The Commodification Of Mountaineering On Mount Everest: The Ugly, The Bad, The Good And How Sherpas Are Getting Increasingly ‘Into The Game’

Emily Kruger, SIT Study Abroad

Nepal: Tibetan and Himalayan Peoples


In this paper, I examine the commercialization of Mount Everest. First, I look at how the industry has developed, focusing on the high-­‐end commercial outfitters. I discuss how they have drastically changed life at Everest Base Camp, blurring the boundaries between the urban and mountaineering frames by introducing amenities like electricity from solar power and generators, hot showers, and broadband Internet connection to the camp. Next, I discuss the darker, more ugly side of Everest, examining the effects of parasitic and predatory adventurers, who come to the mountain only to cash in. I show that while it is easy to criticize the big budget outfitters, they have proven themselves to be both a noble lot, much more so than a lot of the smaller, cheaper outfitters. I argue that the high-­end commercial expeditions have been a blessing for the Khumbu.

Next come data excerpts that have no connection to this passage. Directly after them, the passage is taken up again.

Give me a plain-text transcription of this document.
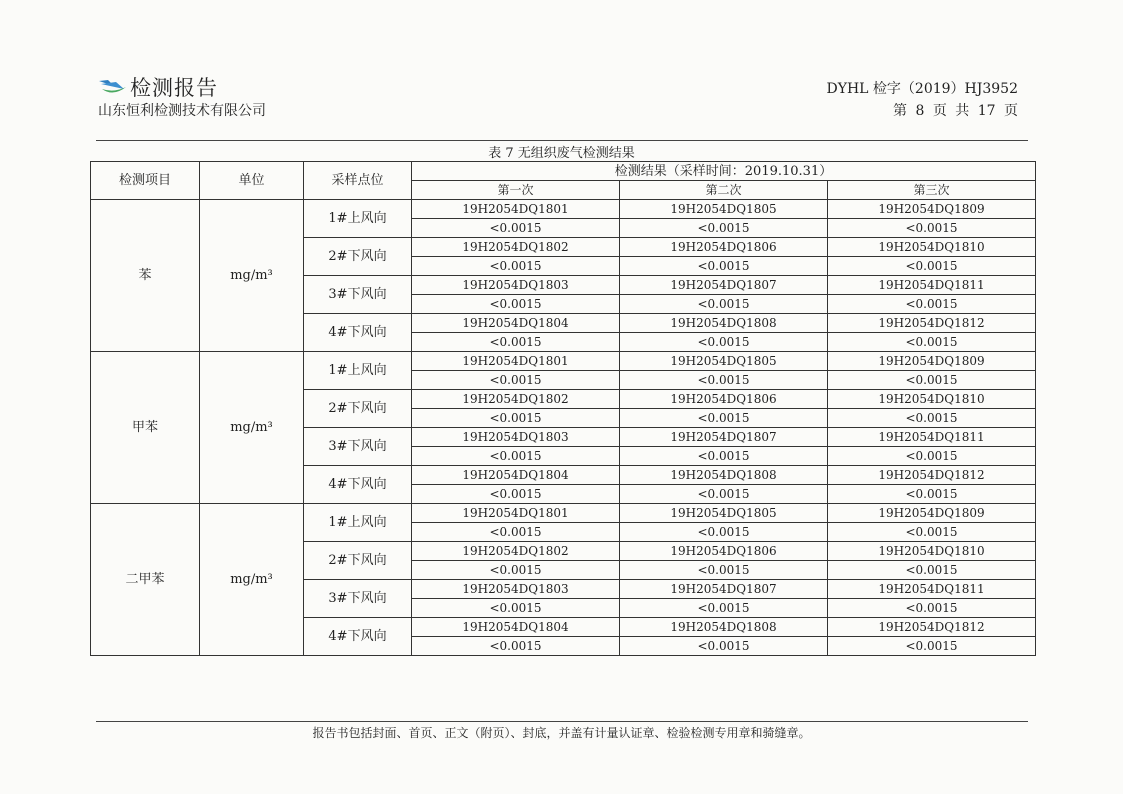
检测报告
山东恒利检测技术有限公司
DYHL 检字（2019）HJ3952
第 8 页 共 17 页
表 7 无组织废气检测结果
检测项目	单位	采样点位	检测结果（采样时间：2019.10.31）		
			第一次	第二次	第三次
苯	mg/m³	1#上风向	19H2054DQ1801	19H2054DQ1805	19H2054DQ1809
			<0.0015	<0.0015	<0.0015
		2#下风向	19H2054DQ1802	19H2054DQ1806	19H2054DQ1810
			<0.0015	<0.0015	<0.0015
		3#下风向	19H2054DQ1803	19H2054DQ1807	19H2054DQ1811
			<0.0015	<0.0015	<0.0015
		4#下风向	19H2054DQ1804	19H2054DQ1808	19H2054DQ1812
			<0.0015	<0.0015	<0.0015
甲苯	mg/m³	1#上风向	19H2054DQ1801	19H2054DQ1805	19H2054DQ1809
			<0.0015	<0.0015	<0.0015
		2#下风向	19H2054DQ1802	19H2054DQ1806	19H2054DQ1810
			<0.0015	<0.0015	<0.0015
		3#下风向	19H2054DQ1803	19H2054DQ1807	19H2054DQ1811
			<0.0015	<0.0015	<0.0015
		4#下风向	19H2054DQ1804	19H2054DQ1808	19H2054DQ1812
			<0.0015	<0.0015	<0.0015
二甲苯	mg/m³	1#上风向	19H2054DQ1801	19H2054DQ1805	19H2054DQ1809
			<0.0015	<0.0015	<0.0015
		2#下风向	19H2054DQ1802	19H2054DQ1806	19H2054DQ1810
			<0.0015	<0.0015	<0.0015
		3#下风向	19H2054DQ1803	19H2054DQ1807	19H2054DQ1811
			<0.0015	<0.0015	<0.0015
		4#下风向	19H2054DQ1804	19H2054DQ1808	19H2054DQ1812
			<0.0015	<0.0015	<0.0015
报告书包括封面、首页、正文（附页）、封底，并盖有计量认证章、检验检测专用章和骑缝章。
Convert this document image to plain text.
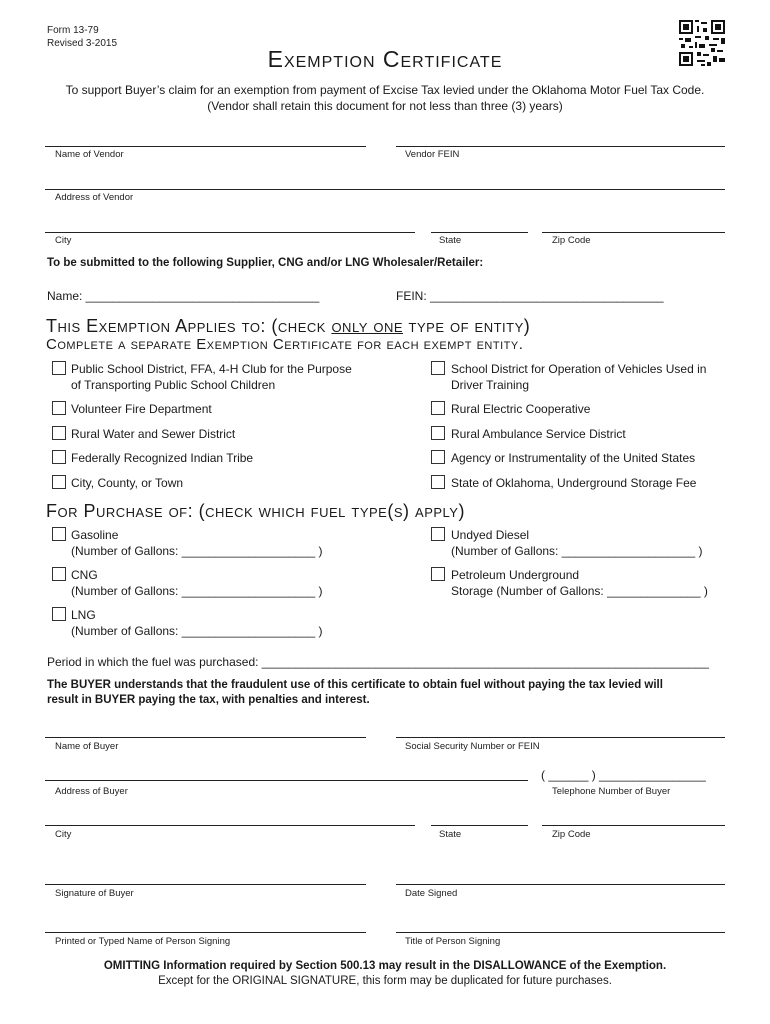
Form 13-79
Revised 3-2015
Exemption Certificate
To support Buyer’s claim for an exemption from payment of Excise Tax levied under the Oklahoma Motor Fuel Tax Code.
(Vendor shall retain this document for not less than three (3) years)
Name of Vendor	Vendor FEIN
Address of Vendor
City	State	Zip Code
To be submitted to the following Supplier, CNG and/or LNG Wholesaler/Retailer:
Name: ___________________________________	FEIN: ___________________________________
This Exemption Applies to: (check only one type of entity)
Complete a separate Exemption Certificate for each exempt entity.
Public School District, FFA, 4-H Club for the Purpose
of Transporting Public School Children
Volunteer Fire Department
Rural Water and Sewer District
Federally Recognized Indian Tribe
City, County, or Town
School District for Operation of Vehicles Used in
Driver Training
Rural Electric Cooperative
Rural Ambulance Service District
Agency or Instrumentality of the United States
State of Oklahoma, Underground Storage Fee
For Purchase of: (check which fuel type(s) apply)
Gasoline
(Number of Gallons: ____________________ )
CNG
(Number of Gallons: ____________________ )
LNG
(Number of Gallons: ____________________ )
Undyed Diesel
(Number of Gallons: ____________________ )
Petroleum Underground
Storage (Number of Gallons: ______________ )
Period in which the fuel was purchased: ___________________________________________________________________
The BUYER understands that the fraudulent use of this certificate to obtain fuel without paying the tax levied will
result in BUYER paying the tax, with penalties and interest.
Name of Buyer	Social Security Number or FEIN
( ______ ) ________________
Address of Buyer	Telephone Number of Buyer
City	State	Zip Code
Signature of Buyer	Date Signed
Printed or Typed Name of Person Signing	Title of Person Signing
OMITTING Information required by Section 500.13 may result in the DISALLOWANCE of the Exemption.
Except for the ORIGINAL SIGNATURE, this form may be duplicated for future purchases.
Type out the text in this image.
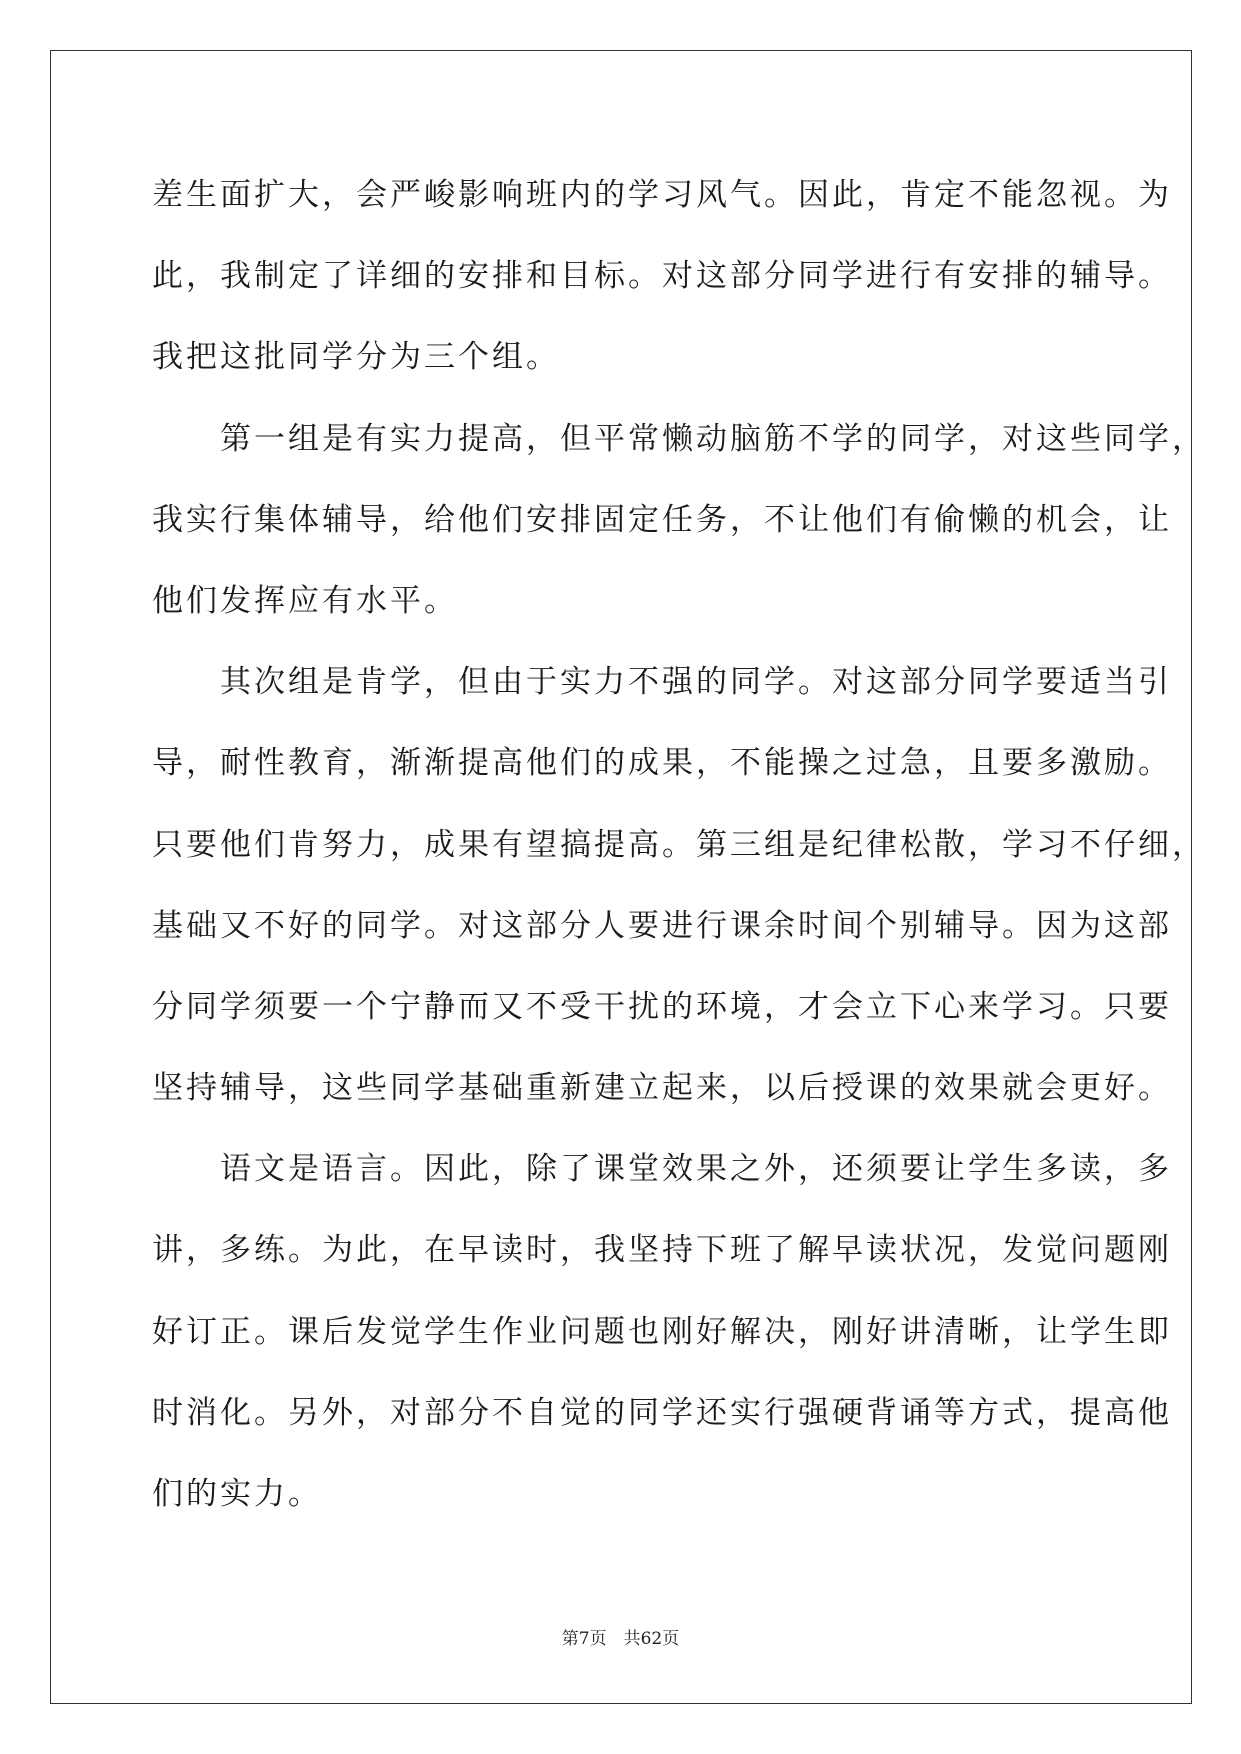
差生面扩大，会严峻影响班内的学习风气。因此，肯定不能忽视。为
此，我制定了详细的安排和目标。对这部分同学进行有安排的辅导。
我把这批同学分为三个组。
　　第一组是有实力提高，但平常懒动脑筋不学的同学，对这些同学，
我实行集体辅导，给他们安排固定任务，不让他们有偷懒的机会，让
他们发挥应有水平。
　　其次组是肯学，但由于实力不强的同学。对这部分同学要适当引
导，耐性教育，渐渐提高他们的成果，不能操之过急，且要多激励。
只要他们肯努力，成果有望搞提高。第三组是纪律松散，学习不仔细，
基础又不好的同学。对这部分人要进行课余时间个别辅导。因为这部
分同学须要一个宁静而又不受干扰的环境，才会立下心来学习。只要
坚持辅导，这些同学基础重新建立起来，以后授课的效果就会更好。
　　语文是语言。因此，除了课堂效果之外，还须要让学生多读，多
讲，多练。为此，在早读时，我坚持下班了解早读状况，发觉问题刚
好订正。课后发觉学生作业问题也刚好解决，刚好讲清晰，让学生即
时消化。另外，对部分不自觉的同学还实行强硬背诵等方式，提高他
们的实力。
第7页　共62页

From here, I move to discuss how Sherpas’ role in Himalayan mountaineering has changed over time. Sherpas are now asserting themselves as global, world-­‐class mountaineers, and many of them have come to see mountaineering as a sport instead of just as a profession. I examine Sherpa prospects' for becoming ‘Western’ mountain guides and/or commercial outfitters on Everest, and how they stack up against their Western counterparts. I argue that while Sherpas have made substantial progress in that department, they still have a long way to go before they can truly be competitive. Finally, I look at the fast-­‐ growing mountaineering subculture in Nepal as well as efforts to provide in-­‐country mountaineering training. In short, I look at how Sherpas are getting more ‘into the game.’ I conclude by offering up some policy suggestions for what the Nepali government can do to facilitate Sherpa ownership of Himalayan mountaineering.